A Horse frightened by Lightning, 1820
In the Metropolitan Museum there is a portrait of a child. And what a child ! In his luridly brilliant jacket the little darling is what Baudelaire liked to call “a budding Satan,” un Satan en herbe.
Portrait of young boy
And the study of a naked man, also in the Metropolitan, is none other than the budding Satan grown up.
Study of a nude man
From the acounts which his friends have left of him it is evident that Géricault habitually saw the world about him as a succession of visionary apocalypses. The prancing horse of his early “Officier de Chasseurs” was seen one morning, on the road to Saint-Cloud, in a dusty glare of summer sunshine, rearing and plunging between the shafts of an omnibus.
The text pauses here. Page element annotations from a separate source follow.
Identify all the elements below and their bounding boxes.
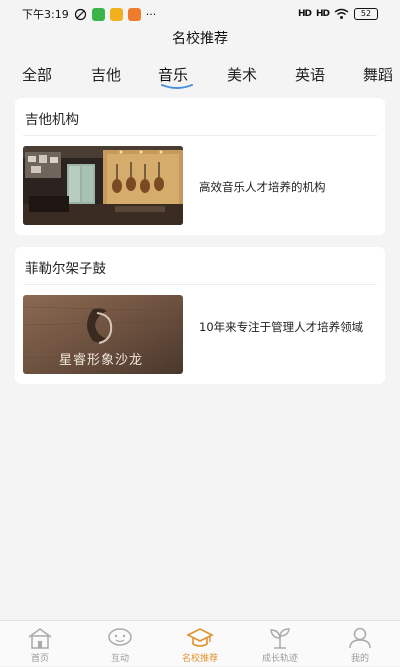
- tab-guitar[interactable]: 吉他: [91, 64, 121, 85]
- tab-all[interactable]: 全部: [22, 64, 52, 85]
- category-tabs: 全部 吉他 音乐 美术 英语 舞蹈: [0, 60, 400, 90]
- card-title: 吉他机构: [25, 112, 79, 128]
- profile-icon: [349, 627, 371, 649]
- card-description: 10年来专注于管理人才培养领域: [199, 320, 364, 334]
- tab-dance[interactable]: 舞蹈: [363, 64, 393, 85]
- nav-school-recommend[interactable]: 名校推荐: [160, 621, 240, 667]
- sprout-icon: [270, 628, 290, 649]
- nav-growth-label: 成长轨迹: [261, 654, 298, 664]
- tab-active-underline: [161, 84, 193, 89]
- home-icon: [28, 628, 52, 649]
- nav-profile[interactable]: 我的: [320, 621, 400, 667]
- status-bar: 下午3:19 ··· HD HD 52: [0, 0, 400, 28]
- chat-icon: [108, 628, 132, 646]
- graduation-cap-icon: [186, 628, 214, 647]
- tab-english[interactable]: 英语: [295, 64, 325, 85]
- signal-icon-2: HD: [315, 9, 330, 19]
- card-divider: [23, 284, 377, 285]
- app-notification-icon: [91, 7, 105, 21]
- school-card[interactable]: 菲勒尔架子鼓 星睿形象沙龙 10年来专注于管理人才培养领域: [15, 247, 385, 384]
- nav-home[interactable]: 首页: [0, 621, 80, 667]
- page-title: 名校推荐: [172, 31, 228, 47]
- battery-icon: 52: [354, 8, 378, 20]
- wifi-icon: [334, 8, 349, 19]
- guitar-studio-photo: [23, 146, 183, 225]
- nav-home-label: 首页: [30, 654, 49, 664]
- nav-school-recommend-label: 名校推荐: [181, 654, 218, 664]
- tab-music-label: 音乐: [158, 66, 189, 84]
- status-time: 下午3:19: [22, 8, 69, 21]
- signal-icon: HD: [297, 9, 312, 19]
- school-card[interactable]: 吉他机构 高效音乐人才培养的机构: [15, 98, 385, 235]
- more-notifications-icon: ···: [145, 7, 157, 21]
- nav-growth[interactable]: 成长轨迹: [240, 621, 320, 667]
- no-disturb-icon: [74, 8, 86, 20]
- app-notification-icon-3: [127, 7, 141, 21]
- tab-music[interactable]: 音乐: [158, 64, 193, 89]
- app-notification-icon-2: [109, 7, 123, 21]
- card-title: 菲勒尔架子鼓: [25, 261, 106, 277]
- salon-logo-text: 星睿形象沙龙: [59, 353, 144, 368]
- nav-profile-label: 我的: [350, 654, 369, 664]
- card-description: 高效音乐人才培养的机构: [199, 180, 326, 194]
- salon-logo-photo: 星睿形象沙龙: [23, 295, 183, 374]
- tab-art[interactable]: 美术: [227, 64, 257, 85]
- card-divider: [23, 135, 377, 136]
- bottom-navigation: 首页 互动 名校推荐 成长轨迹 我的: [0, 620, 400, 666]
- nav-interact[interactable]: 互动: [80, 621, 160, 667]
- nav-interact-label: 互动: [110, 654, 129, 664]
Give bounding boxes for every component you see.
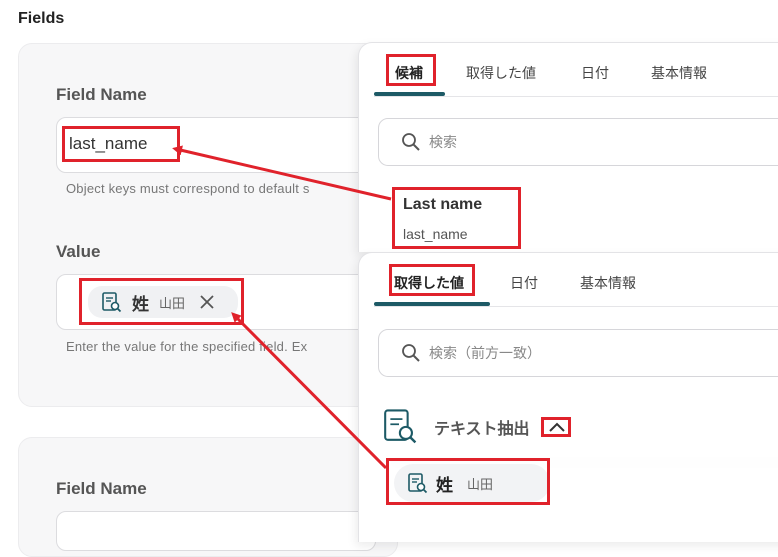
search-placeholder: 検索 — [429, 134, 457, 150]
tab-date-2[interactable]: 日付 — [510, 273, 538, 293]
field-name-label: Field Name — [56, 85, 147, 104]
document-search-icon — [380, 407, 418, 450]
search-icon — [401, 343, 421, 363]
active-tab-indicator — [374, 92, 445, 96]
field-name-help: Object keys must correspond to default s — [66, 181, 310, 196]
tab-basic-info-2[interactable]: 基本情報 — [580, 273, 636, 293]
annotation-box-field-name — [62, 126, 180, 162]
tab-basic-info[interactable]: 基本情報 — [651, 63, 707, 83]
tab-acquired-values[interactable]: 取得した値 — [466, 63, 536, 83]
fields-section-title: Fields — [18, 10, 65, 27]
section-shadow — [390, 456, 778, 457]
annotation-box-item — [386, 458, 550, 505]
section-title: テキスト抽出 — [434, 421, 530, 438]
annotation-box-chevron — [541, 417, 571, 437]
value-help: Enter the value for the specified field.… — [66, 339, 308, 354]
value-label: Value — [56, 242, 101, 261]
annotation-box-tab-acquired — [389, 264, 475, 296]
tabs-divider — [374, 96, 778, 97]
field-name-input-2[interactable] — [56, 511, 376, 551]
active-tab-indicator-2 — [374, 302, 490, 306]
annotation-box-tab-candidates — [386, 54, 436, 86]
tab-date[interactable]: 日付 — [581, 63, 609, 83]
search-icon — [401, 132, 421, 152]
search-input[interactable]: 検索 — [378, 118, 778, 166]
search-input-2[interactable]: 検索（前方一致） — [378, 329, 778, 377]
annotation-box-candidate — [392, 187, 521, 249]
search-placeholder-2: 検索（前方一致） — [429, 345, 541, 361]
annotation-box-value-chip — [79, 278, 244, 325]
tabs-divider-2 — [374, 306, 778, 307]
field-name-label-2: Field Name — [56, 479, 147, 498]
The Charging Chasseur, 1812
The personages in the “Raft of the Medusa” were painted in finished detail, one by one, on the virgin canvas. There was no outline drawing of the whole composition, no gradual building up of an overall harmony of tones and hues. Each particular revelation — of a body in decay, of a sick man in the ghastly extremity of hepatitis — was fully rendered as it was seen and artistically realized. By a miracle of genius, every successive apocalypse was made to fit, prophetically, into a harmonious whole, which existed, when the earlier of the appalling visions were transferred to canvas, only in the artist’s imagination.